News Corporation’s news outlets are bullies. They do pick winners and losers in political battles. Their editors – such as Chris Mitchell at The Australiancan, and do, as Robert Manne said in his laudable Quarterly Essay, Bad News: Murdoch’s Australian and the Shaping of the Nation (2011), act as enforcers of ‘those values that lie at the heart of the Murdoch empire: market fundamentalism and the beneficence of American global hegemony’ (interestingly, Manne recycles that line in his Foreword to McKnight’s book). However, as crude as Murdoch’s papers can be in Australia, as partisan as Fox News is in the United States, as guilty as his newsrooms often are of going outside the bounds of journalistic integrity, it does not necessarily follow that it is accepted practice for them to operate outside the law. Murdoch himself, in a Twitter micro-blog that he started on New Year’s Day, stated on 23 January: ‘No excuses for phone hacking. No argument.’

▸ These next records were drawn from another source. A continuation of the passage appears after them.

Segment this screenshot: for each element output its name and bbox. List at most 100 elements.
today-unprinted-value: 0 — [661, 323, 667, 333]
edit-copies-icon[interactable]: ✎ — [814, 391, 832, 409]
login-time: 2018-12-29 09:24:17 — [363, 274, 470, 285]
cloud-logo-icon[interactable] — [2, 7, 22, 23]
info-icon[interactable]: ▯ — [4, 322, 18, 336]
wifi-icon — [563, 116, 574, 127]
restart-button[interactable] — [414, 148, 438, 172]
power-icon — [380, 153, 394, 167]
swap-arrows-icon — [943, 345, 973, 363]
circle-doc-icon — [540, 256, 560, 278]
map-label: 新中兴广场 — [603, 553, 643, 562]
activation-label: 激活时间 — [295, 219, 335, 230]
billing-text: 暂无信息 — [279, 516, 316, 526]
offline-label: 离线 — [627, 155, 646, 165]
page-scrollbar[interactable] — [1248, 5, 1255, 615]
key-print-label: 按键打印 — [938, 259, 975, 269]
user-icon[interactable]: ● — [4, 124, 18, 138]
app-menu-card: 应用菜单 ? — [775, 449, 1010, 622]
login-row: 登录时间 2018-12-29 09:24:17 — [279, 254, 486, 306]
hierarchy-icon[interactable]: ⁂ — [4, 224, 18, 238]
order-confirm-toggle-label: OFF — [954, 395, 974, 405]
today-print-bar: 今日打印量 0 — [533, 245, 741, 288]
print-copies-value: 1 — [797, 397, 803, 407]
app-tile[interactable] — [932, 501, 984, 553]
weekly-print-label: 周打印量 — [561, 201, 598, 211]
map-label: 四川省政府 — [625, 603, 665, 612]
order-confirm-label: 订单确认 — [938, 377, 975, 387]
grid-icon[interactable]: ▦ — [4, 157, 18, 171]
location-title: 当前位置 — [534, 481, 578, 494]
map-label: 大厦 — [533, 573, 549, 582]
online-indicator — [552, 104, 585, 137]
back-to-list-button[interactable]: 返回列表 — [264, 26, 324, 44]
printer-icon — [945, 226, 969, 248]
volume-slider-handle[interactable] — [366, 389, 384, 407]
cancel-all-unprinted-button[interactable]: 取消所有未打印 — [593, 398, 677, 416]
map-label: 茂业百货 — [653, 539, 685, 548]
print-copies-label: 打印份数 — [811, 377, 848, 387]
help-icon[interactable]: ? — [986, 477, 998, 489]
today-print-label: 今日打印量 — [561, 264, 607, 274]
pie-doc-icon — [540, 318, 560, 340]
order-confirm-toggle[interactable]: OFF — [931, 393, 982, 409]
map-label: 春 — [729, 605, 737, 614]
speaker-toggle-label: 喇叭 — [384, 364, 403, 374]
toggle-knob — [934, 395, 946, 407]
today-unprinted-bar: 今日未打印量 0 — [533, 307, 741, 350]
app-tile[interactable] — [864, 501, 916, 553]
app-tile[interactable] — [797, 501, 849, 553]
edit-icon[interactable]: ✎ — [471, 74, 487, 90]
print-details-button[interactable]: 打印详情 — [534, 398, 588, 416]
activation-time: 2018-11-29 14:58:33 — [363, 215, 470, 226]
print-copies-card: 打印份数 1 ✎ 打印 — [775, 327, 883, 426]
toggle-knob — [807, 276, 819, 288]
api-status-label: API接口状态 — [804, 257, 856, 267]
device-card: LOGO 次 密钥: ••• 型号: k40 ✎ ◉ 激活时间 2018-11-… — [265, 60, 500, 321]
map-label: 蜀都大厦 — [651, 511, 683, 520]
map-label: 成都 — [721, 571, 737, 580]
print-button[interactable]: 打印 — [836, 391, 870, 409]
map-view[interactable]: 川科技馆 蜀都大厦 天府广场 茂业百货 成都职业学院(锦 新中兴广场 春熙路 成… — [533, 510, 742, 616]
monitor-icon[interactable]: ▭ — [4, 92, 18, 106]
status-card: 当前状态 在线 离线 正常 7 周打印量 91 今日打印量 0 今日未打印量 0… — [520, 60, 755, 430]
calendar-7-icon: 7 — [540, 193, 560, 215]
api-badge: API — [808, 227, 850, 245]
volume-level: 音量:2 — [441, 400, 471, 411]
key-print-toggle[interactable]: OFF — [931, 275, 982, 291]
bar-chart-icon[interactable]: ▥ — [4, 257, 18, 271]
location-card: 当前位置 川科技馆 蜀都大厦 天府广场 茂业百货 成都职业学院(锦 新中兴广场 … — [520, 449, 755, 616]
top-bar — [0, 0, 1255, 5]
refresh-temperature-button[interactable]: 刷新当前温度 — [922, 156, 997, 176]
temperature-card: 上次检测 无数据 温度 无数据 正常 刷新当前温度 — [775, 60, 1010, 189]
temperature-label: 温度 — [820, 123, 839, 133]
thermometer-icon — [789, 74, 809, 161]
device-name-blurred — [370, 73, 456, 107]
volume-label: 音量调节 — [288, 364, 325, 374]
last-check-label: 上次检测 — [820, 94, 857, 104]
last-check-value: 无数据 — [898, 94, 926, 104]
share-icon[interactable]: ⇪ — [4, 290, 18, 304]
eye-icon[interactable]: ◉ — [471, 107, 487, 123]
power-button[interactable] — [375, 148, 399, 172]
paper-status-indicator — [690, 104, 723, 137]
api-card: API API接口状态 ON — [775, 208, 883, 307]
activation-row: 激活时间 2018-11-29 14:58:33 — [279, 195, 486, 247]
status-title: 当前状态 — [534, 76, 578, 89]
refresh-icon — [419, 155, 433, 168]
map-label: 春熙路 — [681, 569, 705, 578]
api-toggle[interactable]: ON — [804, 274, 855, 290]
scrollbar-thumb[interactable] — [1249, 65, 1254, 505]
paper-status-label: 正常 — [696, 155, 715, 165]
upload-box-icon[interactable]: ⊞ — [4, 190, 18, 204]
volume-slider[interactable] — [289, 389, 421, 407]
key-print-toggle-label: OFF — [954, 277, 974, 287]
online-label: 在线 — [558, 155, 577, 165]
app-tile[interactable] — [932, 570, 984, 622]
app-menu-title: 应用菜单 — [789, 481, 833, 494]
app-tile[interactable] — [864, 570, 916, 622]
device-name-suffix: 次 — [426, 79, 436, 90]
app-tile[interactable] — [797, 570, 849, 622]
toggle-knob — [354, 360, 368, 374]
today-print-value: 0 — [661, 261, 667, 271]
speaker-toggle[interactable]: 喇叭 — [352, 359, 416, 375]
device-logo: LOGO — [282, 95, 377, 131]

The problem with News Corporation is bigger than the illegal activities of reporters and editors on one or two or even three newspapers. Those journalists are accountable for their own conduct – unless Rupert Murdoch directed those illegal activities, he is not. What is of greater concern, for me, is how much power Murdoch is able to legally wield in the United Kingdom, where he owns forty per cent of the newspaper business; in Australia, where he owns seventy per cent; and in the United States, where Fox News defines and dominates populist Republican politics. Such a concentration of power gives New Corporation enormous clout if its publications make a collective decision to, say, prosecute the case for an invasion of Iraq.

Of all Murdoch’s campaigns, one should never be forgotten: the dismissal of the Whitlam government. It is often overlooked that Murdoch strongly backed Whitlam’s election in 1972. Blanche d’Alpuget’s biography Robert J. Hawke (1982) recounts how, during the 1972 federal campaign, Hawke told Whitlam, ‘You’re going to regret the day you got into bed with Rupert.’ Malcolm Fraser: The Political Memoirs (2010), by Malcolm Fraser and Margaret Simons, proves Hawke’s point. Fraser – who has known Murdoch since they were both boys and who went fishing with young Rupert and Keith Murdoch on Western-port Bay – wrote that he asked Murdoch for his support against Whitlam:

He asked, ‘Will your Senate stick?’
‘Yes,’ I said, ‘the Senate will stick.’
And he said, ‘I’ll stay with you as long as they do.’

According to Fraser, Murdoch was also called on to keep another media magnate, Kerry Packer, from backing out of a similar commitment to the Senate blockade that ultimately led to Governor-General John Kerr’s dismissal of the Whitlam government:

Kerry would ring up the office and have wobbly knees. He’d say, ‘You’ve got to change; you’ve got to give in.’ And the way we dealt with that was to get [Fraser’s chief of staff, Tony] Eggleton to ring up Rupert, and get Rupert to talk to Packer, and tell him to straighten up. And that worked.

Fraser said that Murdoch did not ask for anything in return for his support, but Packer ‘came looking for favours’.

Is it any wonder that Hawke as prime minister capitulated to both Murdoch and Packer in 1986 – allowing News Corporation to secure seventy per cent of the nation’s newspapers by purchasing the Herald & Weekly Times and, through the aggregation of local television services, by giving Packer the control he wanted over regional television stations? As one of Hawke’s ministers, the late John Button, recounted in his memoir, As It Happened (1998): ‘[Hawke’s] prime concern seemed to be accommodating the media tycoons Packer and Murdoch. In Cabinet discussions on media issues those two were like Banquo’s ghost loitering behind the prime minister’s chair.’ Button also recalled a conversation with the then-communications minister, Michael Duffy, in which Duffy said of Murdoch and Packer: ‘No government has stood up to these people. Not one since the advent of television.’

And that is why Rupert Murdoch is so dangerous.